Era un tiempo que a causa de problemas diversos, me apliqué una terapia de tipo ocupacional que consistía en pasear perros, de forma individual y personalizada, no como hacen actualmente en las grandes urbes, sea New York, París o Buenos Aires, que llevan atados, casi corriendo a 15 o 20 animales para tenerlos un rato en un espacio, no siempre verde, casi siempre presos, porque sus dueños no tienen tiempo de pasearlos convenientemente.
Un perro necesita de un amo, que lo identificará con el líder de la manada, de una guía, de una compañía que lo atienda y acaricie, no sólo pasear un rato para que haga sus necesidades fisiológicas. Necesita algo más, olfatear mil rastros, descubrir información que para nosotros pasan inadvertidas, marcar su territorio, y porque no, el sueño de encontrar un amor.
Levantarse temprano y tener una obligación, ese era el objetivo de la terapia. Podía fallarle a una persona, inclusive a mí mismo, pero no podía dejar a un perrito sin su paseo diario, sus caricias y su educación,
Una vez acostumbrados, me esperaban ansiosos, adivinando mi presencia antes de pulsar el timbre. Algunos hasta me veían o sentían mi olor, no sé, desde un tercero o quinto piso; cuando me aproximaba, si les daba un silbido, respondían con un ladrido corto, desapareciendo del balcón y me imagino, yendo hasta la puerta de entrada. Los perros viven lo inmediato, el presente, y no se podrían dar cuenta que yo aún tenía que entrar, y esperar el ascensor y subir. Me esperaban impacientes. Al oírme llegar raspaban la puerta. Saltos y gruñidos de alegría me hacían sentir que había valido la pena levantarse temprano.
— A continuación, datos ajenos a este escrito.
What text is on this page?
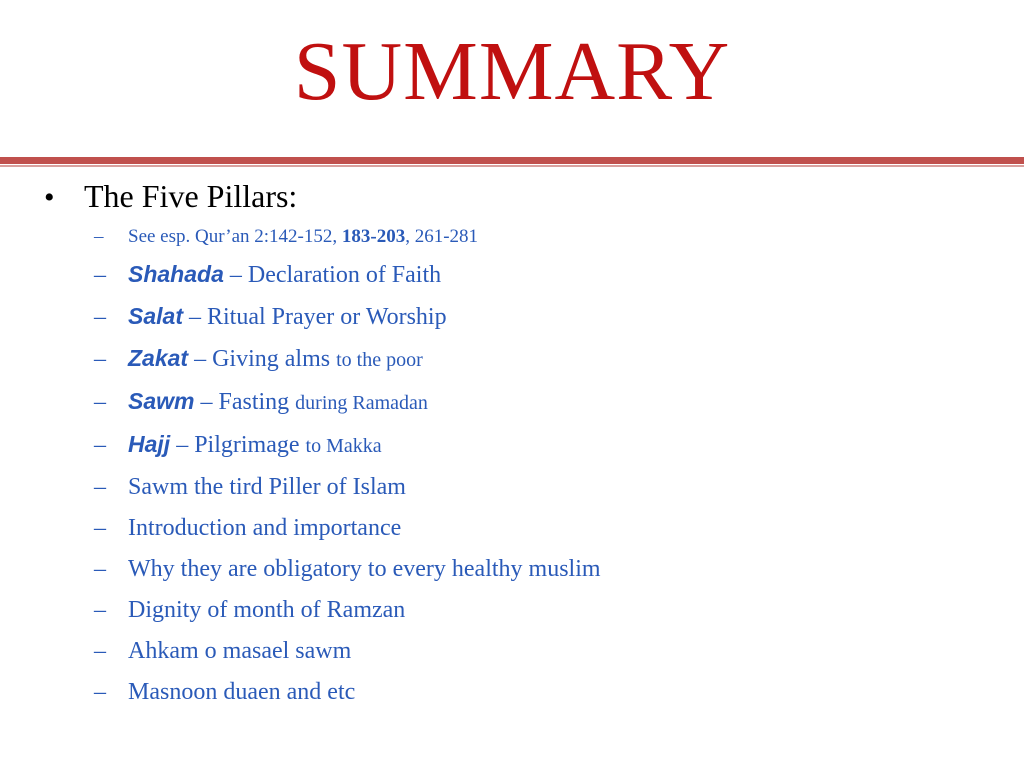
SUMMARY
• The Five Pillars:
–	See esp. Qur’an 2:142-152, 183-203, 261-281
– Shahada – Declaration of Faith
– Salat – Ritual Prayer or Worship
– Zakat – Giving alms to the poor
– Sawm – Fasting during Ramadan
– Hajj – Pilgrimage to Makka
– Sawm the tird Piller of Islam
– Introduction and importance
– Why they are obligatory to every healthy muslim
– Dignity of month of Ramzan
– Ahkam o masael sawm
– Masnoon duaen and etc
Llegué a tener varios clientes seguidos, en el mismo barrio. La primera, Dana, era una simpática perra, mestiza de pastor alemán, la recogía a las siete, mientras su dueña y abuela, atendía a su nieta, para llevarla al colegio. Tenía que ser muy puntual, pues la buena señora tenía el tiempo justo para arreglar a la nena, llevarla al colegio y luego ella misma salir a su trabajo, y en ese momento entregar a Dana de vuelta, que quedaba en casa hasta la tarde, donde ella, ya sin obligaciones la sacaba un rato.
Estos quehaceres la entretenía casi una hora, el tiempo que yo la paseaba mientras hacía sus necesidades, y recibía la atención debida.
En cierta ocasión que el ascensor averiado estuvo parado por varios días, para evitar tener que subir cinco pisos, le enseñé a bajar y subir sola por la escalera. Como siempre me esperaba en el balcón, pulsaba el portero eléctrico y oía los ladridos a través del interfono, me había visto o olfateado y esperaba junto a la puerta, impaciente, luego al entrar al edificio los oía en el hueco de la escalera, desde abajo yo la animaba a bajar, entre los dientes traía la correa. Al volver, lo mismo, mientras la dueña le decía desde arriba – ¡anda Dana, sube!-que me tengo que ir.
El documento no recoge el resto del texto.